Feb 27, 2025 1 min read
COMMENTARY BY
Sarah Parshall Perry

Senior Legal Fellow, Meese Center

Sarah Parshall Perry is a Senior Legal Fellow for the Edwin Meese III Center for Legal and Judicial Studies at The Heritage Foundation.
U.S. President Donald Trump signs the No Men in Women's Sports Executive Order into law in the East Room of the White House in Washington, D.C., on February 5, 2025. ANDREW CABALLERO-REYNOLDS / AFP / Getty Images

Key Takeaways

Hurson’s decision halts the directives of President Donald Trump’s Jan. 28 executive order “Protecting Children From Chemical and Surgical Mutilation.”

The plaintiffs in PFLAG v. Donald Trump have not alleged that Trump’s executive order violates the law—because there is no law for him to violate.

Thankfully, Hurson’s order is not a determination on the merits of the plaintiffs’ case, but merely a procedural determination.
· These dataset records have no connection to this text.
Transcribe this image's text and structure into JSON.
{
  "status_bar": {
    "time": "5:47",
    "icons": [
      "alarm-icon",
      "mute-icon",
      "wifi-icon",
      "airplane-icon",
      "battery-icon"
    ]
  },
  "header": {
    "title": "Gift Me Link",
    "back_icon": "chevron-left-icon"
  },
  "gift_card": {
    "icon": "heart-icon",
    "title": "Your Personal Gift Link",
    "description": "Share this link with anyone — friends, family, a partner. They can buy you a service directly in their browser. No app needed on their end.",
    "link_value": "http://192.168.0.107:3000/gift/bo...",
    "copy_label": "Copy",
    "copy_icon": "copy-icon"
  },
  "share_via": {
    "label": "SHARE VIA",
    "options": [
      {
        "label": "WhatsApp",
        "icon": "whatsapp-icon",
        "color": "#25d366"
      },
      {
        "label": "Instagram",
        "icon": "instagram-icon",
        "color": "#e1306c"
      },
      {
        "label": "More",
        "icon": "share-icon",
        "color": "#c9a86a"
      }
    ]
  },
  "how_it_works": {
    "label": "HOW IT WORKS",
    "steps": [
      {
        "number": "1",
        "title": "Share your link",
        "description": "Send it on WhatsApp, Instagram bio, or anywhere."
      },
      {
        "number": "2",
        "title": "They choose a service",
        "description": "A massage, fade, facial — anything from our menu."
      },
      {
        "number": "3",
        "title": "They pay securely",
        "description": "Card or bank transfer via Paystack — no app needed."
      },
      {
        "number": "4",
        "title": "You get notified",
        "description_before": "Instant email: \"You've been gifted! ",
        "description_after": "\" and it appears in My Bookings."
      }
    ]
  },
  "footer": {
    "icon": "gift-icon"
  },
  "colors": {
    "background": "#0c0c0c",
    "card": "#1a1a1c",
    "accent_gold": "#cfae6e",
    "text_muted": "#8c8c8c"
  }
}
He still has time to get it right.

It’s difficult to envision a more dizzying exercise in judicial gymnastics than the temporary restraining order and accompanying memorandum opinion from U.S. District Judge Brendan A. Hurson in PFLAG et al v. Donald Trump et al. Hurson’s decision halts the directives of President Donald Trump’s Jan. 28 executive order “Protecting Children From Chemical and Surgical Mutilation.”

While Hurson seems content indulging overwrought questions about whether the president “den[ies] that this [transgender] population exists, or even has the right to exist,” he patently ignores a correct application of guiding law that gives the president the authority to halt further governmental federal funding of “gender-affirming care” for minors.

The Department of Health and Human Services under President Joe Biden took the position that funding appropriated by Congress through the Medicaid, Medicare and Affordable Care Act appropriations bill could be used to support such care.

But appropriations bills do not—unless otherwise specified—create substantive law. And in this case, the bills did not create a requirement that funds be used in this way. Just as the Biden administration said that, for example, a contract with a state Medicaid recipient could provide “gender-affirming care,” the Trump administration is well within its right to say “stop.”

The plaintiffs in PFLAG v. Donald Trump have not alleged that Trump’s executive order violates the law—because there is no law for him to violate. They simply want the government to pay for transgender surgeries and treatments for minors from which many developed nations have retreated. Hospitals, clinics and medical providers are free to offer these services all they want. But the government is under no obligation to pay for them.

Thankfully, Hurson’s order is not a determination on the merits of the plaintiffs’ case, but merely a procedural determination. He still has time to get it right.